UNITED STATES OF AMERICA,
v.
DAVID JAY HESS |
No. 02-4153 D.C. No. 2:01-CV-704-S and 2:97-CR-226-W (D. Utah) |
ORDER AND JUDGMENT(*)
Before KELLY, McKAY, and MURPHY, Circuit Judges.
Petitioner, David Jay Hess, seeks a certificate of appealability ("COA") so he can appeal the district court's denial of the motion to vacate, set aside, or correct sentence he brought pursuant to 28 U.S.C. § 2255. See 28 U.S.C. § 2253(c)(1)(B) (providing that a petitioner may not appeal the denial of a § 2255 motion unless the petitioner first obtains a COA). Hess pleaded guilty to one count of mailing threatening communications in violation of 18 U.S.C. § 876. On April 29, 2000, an amended judgment and conviction was issued by the district court. Hess did not did not seek to withdraw his guilty plea or otherwise pursue a direct appeal. The instant § 2255 motion was filed on September 11, 2001. In the motion, Hess asserted a claim that his counsel provided constitutionally ineffective assistance thereby rendering his guilty plea unknowing and involuntary.(1)
Respondent moved to dismiss Hess' § 2255 motion as untimely. The district court granted the motion, concluding that the motion was filed outside the one-year limitation period set forth in 28 U.S.C. § 2255. The court also concluded that Hess had failed to diligently pursue his claims and failed to demonstrate that his failure to file a timely § 2255 motion was caused by extraordinary circumstances beyond his control. See Marsh v. Soares, 223 F.3d 1217, 1220 (10th Cir. 2000).

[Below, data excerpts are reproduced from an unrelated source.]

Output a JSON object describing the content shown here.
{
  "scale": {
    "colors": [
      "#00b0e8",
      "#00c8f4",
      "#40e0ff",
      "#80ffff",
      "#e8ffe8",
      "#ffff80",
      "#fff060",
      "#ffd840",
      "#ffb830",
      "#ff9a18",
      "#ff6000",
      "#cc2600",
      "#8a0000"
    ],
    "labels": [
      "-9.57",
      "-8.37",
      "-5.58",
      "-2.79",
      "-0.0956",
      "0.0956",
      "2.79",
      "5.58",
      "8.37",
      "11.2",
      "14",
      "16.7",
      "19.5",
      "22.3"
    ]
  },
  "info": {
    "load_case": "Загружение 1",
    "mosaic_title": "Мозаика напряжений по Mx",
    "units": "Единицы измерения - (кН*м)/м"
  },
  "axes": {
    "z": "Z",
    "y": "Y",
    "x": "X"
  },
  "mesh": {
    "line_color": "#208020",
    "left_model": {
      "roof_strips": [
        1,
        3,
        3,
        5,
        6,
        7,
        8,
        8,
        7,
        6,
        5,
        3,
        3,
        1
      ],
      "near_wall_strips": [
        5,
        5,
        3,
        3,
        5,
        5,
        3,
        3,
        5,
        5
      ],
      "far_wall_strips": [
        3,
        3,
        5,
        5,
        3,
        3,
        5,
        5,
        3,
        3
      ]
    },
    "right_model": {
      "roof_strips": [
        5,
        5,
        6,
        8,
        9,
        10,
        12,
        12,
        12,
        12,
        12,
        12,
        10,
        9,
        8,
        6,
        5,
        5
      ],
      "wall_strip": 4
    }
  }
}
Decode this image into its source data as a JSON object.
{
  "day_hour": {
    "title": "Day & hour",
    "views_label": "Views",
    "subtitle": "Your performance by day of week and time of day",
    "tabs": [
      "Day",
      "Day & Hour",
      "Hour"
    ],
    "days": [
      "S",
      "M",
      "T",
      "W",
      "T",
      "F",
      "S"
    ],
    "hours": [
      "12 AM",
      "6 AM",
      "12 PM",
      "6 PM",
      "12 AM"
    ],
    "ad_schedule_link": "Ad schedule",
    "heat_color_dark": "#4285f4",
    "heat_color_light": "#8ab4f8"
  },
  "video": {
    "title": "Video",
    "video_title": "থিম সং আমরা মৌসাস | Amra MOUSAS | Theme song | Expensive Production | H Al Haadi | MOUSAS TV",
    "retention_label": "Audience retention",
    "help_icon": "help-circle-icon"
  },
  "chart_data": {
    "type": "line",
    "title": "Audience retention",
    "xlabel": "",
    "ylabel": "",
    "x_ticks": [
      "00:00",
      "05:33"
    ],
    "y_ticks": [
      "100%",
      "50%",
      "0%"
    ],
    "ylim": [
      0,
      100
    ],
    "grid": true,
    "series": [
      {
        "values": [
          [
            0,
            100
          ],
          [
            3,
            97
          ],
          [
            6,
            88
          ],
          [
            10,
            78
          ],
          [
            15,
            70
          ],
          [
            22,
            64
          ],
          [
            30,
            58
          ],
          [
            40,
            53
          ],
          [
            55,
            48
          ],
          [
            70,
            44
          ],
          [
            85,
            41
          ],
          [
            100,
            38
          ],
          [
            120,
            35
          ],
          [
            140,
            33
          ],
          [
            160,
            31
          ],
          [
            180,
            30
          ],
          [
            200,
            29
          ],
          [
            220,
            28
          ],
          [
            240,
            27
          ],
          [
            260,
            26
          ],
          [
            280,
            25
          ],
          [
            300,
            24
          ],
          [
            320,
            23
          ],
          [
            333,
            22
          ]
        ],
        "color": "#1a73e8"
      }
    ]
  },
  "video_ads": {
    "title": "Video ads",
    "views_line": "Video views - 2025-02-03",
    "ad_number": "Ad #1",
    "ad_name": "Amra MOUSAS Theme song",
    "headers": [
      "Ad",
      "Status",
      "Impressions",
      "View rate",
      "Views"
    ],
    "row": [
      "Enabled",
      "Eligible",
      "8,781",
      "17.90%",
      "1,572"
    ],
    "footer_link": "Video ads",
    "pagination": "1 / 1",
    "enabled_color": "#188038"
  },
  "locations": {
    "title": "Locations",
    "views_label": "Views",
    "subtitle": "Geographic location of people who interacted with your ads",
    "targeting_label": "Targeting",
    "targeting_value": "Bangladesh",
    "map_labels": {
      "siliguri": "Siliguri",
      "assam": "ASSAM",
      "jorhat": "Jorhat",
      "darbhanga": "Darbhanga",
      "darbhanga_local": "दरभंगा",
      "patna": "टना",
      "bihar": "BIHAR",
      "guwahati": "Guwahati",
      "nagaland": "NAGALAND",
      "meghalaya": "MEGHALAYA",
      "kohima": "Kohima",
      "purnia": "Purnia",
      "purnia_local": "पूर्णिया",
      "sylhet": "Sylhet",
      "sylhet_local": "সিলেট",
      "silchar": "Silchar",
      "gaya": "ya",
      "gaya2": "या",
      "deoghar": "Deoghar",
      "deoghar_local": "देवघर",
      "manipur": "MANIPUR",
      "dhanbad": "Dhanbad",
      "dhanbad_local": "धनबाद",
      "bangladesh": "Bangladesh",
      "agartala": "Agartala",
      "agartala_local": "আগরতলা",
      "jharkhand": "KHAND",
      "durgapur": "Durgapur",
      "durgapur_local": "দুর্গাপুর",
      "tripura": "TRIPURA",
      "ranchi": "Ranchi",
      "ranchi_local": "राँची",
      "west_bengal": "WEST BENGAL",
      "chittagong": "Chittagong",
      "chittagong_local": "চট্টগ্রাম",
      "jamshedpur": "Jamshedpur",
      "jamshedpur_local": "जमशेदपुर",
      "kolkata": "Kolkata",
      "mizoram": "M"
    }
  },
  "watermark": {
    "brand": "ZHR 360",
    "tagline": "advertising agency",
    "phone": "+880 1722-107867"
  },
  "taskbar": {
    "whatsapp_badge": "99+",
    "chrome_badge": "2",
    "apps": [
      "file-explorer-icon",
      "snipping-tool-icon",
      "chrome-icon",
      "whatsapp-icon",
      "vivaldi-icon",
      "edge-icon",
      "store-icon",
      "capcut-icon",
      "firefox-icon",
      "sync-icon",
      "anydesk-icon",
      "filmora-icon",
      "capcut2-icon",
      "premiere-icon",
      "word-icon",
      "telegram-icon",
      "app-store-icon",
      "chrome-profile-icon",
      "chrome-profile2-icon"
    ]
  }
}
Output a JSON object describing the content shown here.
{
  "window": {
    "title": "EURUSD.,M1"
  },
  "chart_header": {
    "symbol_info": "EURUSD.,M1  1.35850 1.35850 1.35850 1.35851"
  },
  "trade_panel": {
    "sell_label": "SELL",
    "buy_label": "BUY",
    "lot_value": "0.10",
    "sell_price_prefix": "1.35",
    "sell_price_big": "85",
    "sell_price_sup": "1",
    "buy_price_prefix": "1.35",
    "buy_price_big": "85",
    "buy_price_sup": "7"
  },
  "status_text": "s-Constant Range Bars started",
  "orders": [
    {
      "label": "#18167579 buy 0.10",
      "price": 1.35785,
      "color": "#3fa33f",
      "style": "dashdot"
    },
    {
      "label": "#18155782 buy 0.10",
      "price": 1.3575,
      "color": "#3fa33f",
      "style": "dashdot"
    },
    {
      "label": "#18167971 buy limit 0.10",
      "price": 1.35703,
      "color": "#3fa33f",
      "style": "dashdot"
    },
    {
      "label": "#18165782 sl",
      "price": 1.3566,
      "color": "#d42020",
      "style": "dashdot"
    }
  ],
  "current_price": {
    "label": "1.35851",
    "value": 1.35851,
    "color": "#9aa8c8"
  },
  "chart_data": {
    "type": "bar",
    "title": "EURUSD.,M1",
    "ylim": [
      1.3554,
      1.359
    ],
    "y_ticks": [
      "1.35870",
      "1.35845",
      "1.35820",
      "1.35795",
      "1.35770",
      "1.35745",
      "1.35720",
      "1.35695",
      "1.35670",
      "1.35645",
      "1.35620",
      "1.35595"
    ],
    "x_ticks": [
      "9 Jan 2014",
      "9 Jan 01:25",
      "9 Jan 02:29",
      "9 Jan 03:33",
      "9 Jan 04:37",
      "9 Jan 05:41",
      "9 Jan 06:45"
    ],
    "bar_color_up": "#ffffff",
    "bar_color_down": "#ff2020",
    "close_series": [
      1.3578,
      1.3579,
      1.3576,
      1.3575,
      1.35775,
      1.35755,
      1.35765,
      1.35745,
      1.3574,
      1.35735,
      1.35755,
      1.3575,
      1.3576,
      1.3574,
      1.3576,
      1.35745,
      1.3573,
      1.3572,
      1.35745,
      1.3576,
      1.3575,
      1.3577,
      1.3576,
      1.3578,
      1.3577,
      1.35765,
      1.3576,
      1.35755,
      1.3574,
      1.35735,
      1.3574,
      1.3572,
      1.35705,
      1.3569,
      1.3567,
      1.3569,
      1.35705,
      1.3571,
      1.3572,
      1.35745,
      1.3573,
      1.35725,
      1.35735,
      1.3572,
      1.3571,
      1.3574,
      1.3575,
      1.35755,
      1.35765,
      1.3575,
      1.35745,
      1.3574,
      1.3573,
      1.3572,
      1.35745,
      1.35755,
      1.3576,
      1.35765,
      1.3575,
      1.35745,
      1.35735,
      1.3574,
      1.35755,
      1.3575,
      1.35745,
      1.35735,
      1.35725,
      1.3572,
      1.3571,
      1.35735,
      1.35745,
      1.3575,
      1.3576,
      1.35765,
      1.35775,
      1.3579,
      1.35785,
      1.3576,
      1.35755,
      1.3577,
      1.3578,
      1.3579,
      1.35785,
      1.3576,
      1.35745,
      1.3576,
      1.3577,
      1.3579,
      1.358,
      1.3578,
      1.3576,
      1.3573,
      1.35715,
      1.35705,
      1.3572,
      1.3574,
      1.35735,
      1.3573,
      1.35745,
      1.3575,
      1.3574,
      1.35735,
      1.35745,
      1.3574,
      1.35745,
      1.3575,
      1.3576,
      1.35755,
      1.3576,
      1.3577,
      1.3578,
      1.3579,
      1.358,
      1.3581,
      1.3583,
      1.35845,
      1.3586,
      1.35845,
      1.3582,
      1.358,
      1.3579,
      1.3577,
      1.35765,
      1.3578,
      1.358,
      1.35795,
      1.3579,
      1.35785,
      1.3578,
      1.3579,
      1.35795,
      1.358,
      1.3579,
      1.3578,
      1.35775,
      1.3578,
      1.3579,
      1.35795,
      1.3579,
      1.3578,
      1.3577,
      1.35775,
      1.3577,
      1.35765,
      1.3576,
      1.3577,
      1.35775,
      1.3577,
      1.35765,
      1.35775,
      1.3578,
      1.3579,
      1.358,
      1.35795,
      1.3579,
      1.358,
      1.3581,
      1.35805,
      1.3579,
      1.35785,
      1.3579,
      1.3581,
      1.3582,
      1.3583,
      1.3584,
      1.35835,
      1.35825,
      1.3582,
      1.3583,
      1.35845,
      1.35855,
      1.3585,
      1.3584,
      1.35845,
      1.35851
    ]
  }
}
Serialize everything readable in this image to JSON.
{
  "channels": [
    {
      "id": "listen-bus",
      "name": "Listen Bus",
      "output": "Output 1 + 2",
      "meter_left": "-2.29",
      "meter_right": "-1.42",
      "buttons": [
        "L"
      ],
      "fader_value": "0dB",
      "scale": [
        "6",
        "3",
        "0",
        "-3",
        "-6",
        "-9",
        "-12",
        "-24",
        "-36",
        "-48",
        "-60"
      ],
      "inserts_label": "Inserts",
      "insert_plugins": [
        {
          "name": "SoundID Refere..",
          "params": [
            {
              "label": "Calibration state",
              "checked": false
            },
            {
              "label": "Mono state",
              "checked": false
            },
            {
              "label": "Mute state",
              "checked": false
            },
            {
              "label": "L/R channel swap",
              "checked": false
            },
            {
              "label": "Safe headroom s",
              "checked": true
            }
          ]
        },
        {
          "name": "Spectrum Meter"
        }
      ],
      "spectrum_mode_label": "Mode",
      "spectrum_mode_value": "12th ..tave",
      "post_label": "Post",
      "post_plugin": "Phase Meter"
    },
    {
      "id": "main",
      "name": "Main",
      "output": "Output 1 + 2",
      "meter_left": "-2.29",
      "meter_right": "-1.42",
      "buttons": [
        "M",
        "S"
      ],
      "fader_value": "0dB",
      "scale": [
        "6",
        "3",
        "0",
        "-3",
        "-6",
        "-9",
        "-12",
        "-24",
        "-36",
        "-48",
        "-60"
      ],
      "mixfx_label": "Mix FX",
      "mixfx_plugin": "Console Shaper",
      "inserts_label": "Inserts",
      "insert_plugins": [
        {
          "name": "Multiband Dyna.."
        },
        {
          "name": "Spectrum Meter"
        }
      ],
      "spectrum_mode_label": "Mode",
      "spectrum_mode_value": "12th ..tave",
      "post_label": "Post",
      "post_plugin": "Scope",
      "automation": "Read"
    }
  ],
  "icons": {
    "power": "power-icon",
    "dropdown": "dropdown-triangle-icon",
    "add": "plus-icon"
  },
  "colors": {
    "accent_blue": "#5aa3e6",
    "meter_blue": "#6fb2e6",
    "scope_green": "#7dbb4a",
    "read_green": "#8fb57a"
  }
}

In his appellate brief, Hess argues that the factual predicate of the claims he presented in his § 2255 motion were not "discovered through the exercise of due diligence," until April 2001, when he retained an attorney who advised him of the immigration consequences of his guilty plea. 28 U.S.C. § 2255(4). The district court noted, however, that Hess does not dispute that on April 7, 2000 he was served by the Immigration and Naturalization Service with a Notice to Appear. That notice informed Hess that he was removable from the United States because of his conviction. Hess' additional argument that he did not waive the right to challenge his guilty plea in a § 2255 motion because the ineffectiveness of his counsel rendered his plea unknowing and involuntary is irrelevant to the equitable tolling issue. To the extent Hess' brief could be read to contain an assertion that this court must always address ineffective assistance of counsel claims, even when those claims are raised in an untimely § 2255 motion, that assertion is incorrect and constitutes a misunderstanding of our holding in United States v. Cockerham, 237 F.3d 1179, 1187-91 (10th Cir. 2001).
To be entitled to a COA, Hess must show "that jurists of reason would find it debatable whether the district court was correct in its procedural ruling." Slack v. McDaniel, 529 U.S. 474, 484-85 (2000) (holding that when a district court dismisses a habeas petition on procedural grounds, a petitioner is entitled to a COA only if he shows both that reasonable jurists would find it debatable whether he had stated a valid constitutional claim and debatable whether the district court's procedural ruling was correct). Our review of the record clearly demonstrates that the district court's dismissal of Hess' § 2255 motion as untimely is not deserving of further proceedings or subject to a different resolution on appeal. Accordingly, we deny Hess' request for a COA and dismiss this appeal.
ENTERED FOR THE COURT
Michael R. Murphy
Circuit Judge
*. This order and judgment is not binding precedent, except under the doctrines of law of the case, res judicata and collateral estoppel. The court generally disfavors the citation of orders and judgments; nevertheless, an order and judgment may be cited under the terms and conditions of 10th Cir. R. 36.3.
1.Hess' motion sought a writ of habeas corpus pursuant to both 28 U.S.C. § 2241 and § 2255. The district court dismissed the claims brought pursuant to 28 U.S.C. § 2241 for lack of jurisdiction and Hess does not challenge that ruling.